NCA-AIIO · AI Operations: Monitoring, Orchestration & Virtualization

nvidia-smi DCGM GPU Metrics Slurm Kubernetes Run:ai MIG vGPU Orchestration Data Center PUE Job Scheduling

AI Operations is the operational domain of the NCA-AIIO exam, covering 22% of all 50 questions. It tests your ability to monitor GPU health with nvidia-smi and DCGM, orchestrate AI workloads using Slurm and Kubernetes, and leverage GPU virtualization technologies like MIG and vGPU — all essential skills for running AI infrastructure at scale.

What You'll Master

nvidia-smi — GPU Monitoring CLI

The primary tool for GPU status, utilization, temperature, power draw, running processes, and driver/CUDA version. nvidia-smi -l 1 for continuous monitoring; --query-gpu for custom metric export.
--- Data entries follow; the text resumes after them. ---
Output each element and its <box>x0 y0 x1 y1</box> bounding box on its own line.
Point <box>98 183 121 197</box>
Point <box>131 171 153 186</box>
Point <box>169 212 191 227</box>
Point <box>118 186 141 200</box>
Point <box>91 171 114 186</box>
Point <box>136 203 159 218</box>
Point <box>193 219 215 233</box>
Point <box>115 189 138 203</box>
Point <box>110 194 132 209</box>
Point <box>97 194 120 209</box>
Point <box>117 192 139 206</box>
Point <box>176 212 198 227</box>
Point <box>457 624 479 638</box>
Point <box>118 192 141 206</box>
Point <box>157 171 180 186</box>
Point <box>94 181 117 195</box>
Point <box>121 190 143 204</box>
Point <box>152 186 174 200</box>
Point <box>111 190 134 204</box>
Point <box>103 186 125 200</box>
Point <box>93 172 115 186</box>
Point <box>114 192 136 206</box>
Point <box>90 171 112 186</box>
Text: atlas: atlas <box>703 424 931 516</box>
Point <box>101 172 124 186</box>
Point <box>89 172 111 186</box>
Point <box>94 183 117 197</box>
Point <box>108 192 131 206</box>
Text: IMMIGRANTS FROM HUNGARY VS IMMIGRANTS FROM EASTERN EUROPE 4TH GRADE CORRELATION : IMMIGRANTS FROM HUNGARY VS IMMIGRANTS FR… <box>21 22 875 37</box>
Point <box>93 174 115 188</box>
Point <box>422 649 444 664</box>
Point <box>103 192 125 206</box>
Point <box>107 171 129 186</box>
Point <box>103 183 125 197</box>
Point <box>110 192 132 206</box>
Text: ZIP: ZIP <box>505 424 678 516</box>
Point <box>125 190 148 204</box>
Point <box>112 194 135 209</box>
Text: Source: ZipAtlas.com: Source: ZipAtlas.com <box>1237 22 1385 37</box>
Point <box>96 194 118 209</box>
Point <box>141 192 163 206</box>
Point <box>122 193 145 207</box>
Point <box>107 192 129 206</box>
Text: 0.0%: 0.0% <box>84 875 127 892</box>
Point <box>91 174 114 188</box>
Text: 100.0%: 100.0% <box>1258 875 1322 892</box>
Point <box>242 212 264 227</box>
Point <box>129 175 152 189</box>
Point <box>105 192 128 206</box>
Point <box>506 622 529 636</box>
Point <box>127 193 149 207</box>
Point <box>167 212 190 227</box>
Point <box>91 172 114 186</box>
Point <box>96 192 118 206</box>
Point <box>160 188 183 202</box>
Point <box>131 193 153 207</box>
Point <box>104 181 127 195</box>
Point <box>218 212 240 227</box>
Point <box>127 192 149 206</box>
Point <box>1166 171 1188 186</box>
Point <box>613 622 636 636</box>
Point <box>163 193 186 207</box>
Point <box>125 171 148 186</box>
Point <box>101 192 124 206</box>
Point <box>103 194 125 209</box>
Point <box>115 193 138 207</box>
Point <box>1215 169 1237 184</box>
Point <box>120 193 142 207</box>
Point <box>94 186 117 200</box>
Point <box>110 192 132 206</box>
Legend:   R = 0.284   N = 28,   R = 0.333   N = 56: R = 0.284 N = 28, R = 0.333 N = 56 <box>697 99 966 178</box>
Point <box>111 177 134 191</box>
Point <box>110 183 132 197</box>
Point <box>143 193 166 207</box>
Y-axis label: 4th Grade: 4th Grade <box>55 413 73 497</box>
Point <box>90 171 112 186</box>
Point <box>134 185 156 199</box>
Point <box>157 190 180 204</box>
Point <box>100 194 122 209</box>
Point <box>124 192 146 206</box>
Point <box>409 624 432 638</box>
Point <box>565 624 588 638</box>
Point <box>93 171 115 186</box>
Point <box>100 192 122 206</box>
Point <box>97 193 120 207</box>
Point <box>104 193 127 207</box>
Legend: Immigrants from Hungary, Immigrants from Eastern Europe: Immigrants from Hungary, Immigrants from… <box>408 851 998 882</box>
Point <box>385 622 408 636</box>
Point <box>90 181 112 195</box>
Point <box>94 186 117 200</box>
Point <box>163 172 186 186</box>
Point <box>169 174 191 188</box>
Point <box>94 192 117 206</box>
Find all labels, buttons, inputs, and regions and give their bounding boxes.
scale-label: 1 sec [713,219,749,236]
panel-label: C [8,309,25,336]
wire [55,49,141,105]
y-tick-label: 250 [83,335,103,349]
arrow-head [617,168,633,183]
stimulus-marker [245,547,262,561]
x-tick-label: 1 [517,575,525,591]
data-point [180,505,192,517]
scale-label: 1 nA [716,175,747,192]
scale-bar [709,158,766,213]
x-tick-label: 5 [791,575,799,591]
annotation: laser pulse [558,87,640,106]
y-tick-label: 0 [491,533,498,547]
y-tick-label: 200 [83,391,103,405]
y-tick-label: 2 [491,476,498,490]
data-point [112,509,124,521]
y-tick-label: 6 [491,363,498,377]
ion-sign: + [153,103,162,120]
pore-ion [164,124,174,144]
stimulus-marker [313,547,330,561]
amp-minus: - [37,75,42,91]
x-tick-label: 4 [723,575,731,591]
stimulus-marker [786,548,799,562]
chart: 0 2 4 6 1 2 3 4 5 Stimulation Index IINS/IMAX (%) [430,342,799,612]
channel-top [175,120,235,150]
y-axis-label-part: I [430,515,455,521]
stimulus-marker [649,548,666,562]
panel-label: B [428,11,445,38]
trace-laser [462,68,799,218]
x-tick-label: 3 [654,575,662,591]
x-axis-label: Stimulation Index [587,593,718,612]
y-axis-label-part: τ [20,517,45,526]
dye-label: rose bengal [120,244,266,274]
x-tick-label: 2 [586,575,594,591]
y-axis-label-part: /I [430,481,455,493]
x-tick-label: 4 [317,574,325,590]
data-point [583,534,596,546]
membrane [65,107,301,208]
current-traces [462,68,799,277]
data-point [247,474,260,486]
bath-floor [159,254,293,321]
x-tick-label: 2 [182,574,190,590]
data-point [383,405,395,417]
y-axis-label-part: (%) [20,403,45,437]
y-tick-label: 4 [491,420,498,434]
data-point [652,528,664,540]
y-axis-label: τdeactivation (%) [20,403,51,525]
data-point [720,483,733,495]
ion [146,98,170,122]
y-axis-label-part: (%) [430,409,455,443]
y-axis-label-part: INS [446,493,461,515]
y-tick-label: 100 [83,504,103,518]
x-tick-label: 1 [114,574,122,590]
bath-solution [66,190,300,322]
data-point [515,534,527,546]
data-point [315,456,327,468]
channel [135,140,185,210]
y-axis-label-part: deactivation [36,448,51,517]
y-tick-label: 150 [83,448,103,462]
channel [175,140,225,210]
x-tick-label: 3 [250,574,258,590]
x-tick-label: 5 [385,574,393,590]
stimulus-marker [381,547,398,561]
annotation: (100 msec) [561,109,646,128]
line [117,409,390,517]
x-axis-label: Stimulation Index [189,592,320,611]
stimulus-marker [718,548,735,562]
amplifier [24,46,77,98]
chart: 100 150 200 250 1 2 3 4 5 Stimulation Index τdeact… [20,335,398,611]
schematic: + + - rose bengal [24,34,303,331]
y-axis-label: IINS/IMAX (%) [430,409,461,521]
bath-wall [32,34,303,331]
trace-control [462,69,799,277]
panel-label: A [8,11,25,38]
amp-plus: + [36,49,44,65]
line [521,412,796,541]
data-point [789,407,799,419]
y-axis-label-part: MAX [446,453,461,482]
DCGM — Enterprise GPU Health

Data Center GPU Manager provides enterprise-grade monitoring, diagnostics, and health checks across entire GPU fleets. Integrates with Prometheus/Grafana via DCGM-Exporter for Kubernetes-native observability.

Critical GPU Metrics

GPU Utilization % (SM activity), Memory Utilization %, Temperature (°C), Power Draw vs. TDP, SM Clock speed, and NVLink/PCIe bandwidth — understanding each and normal vs. alarm thresholds.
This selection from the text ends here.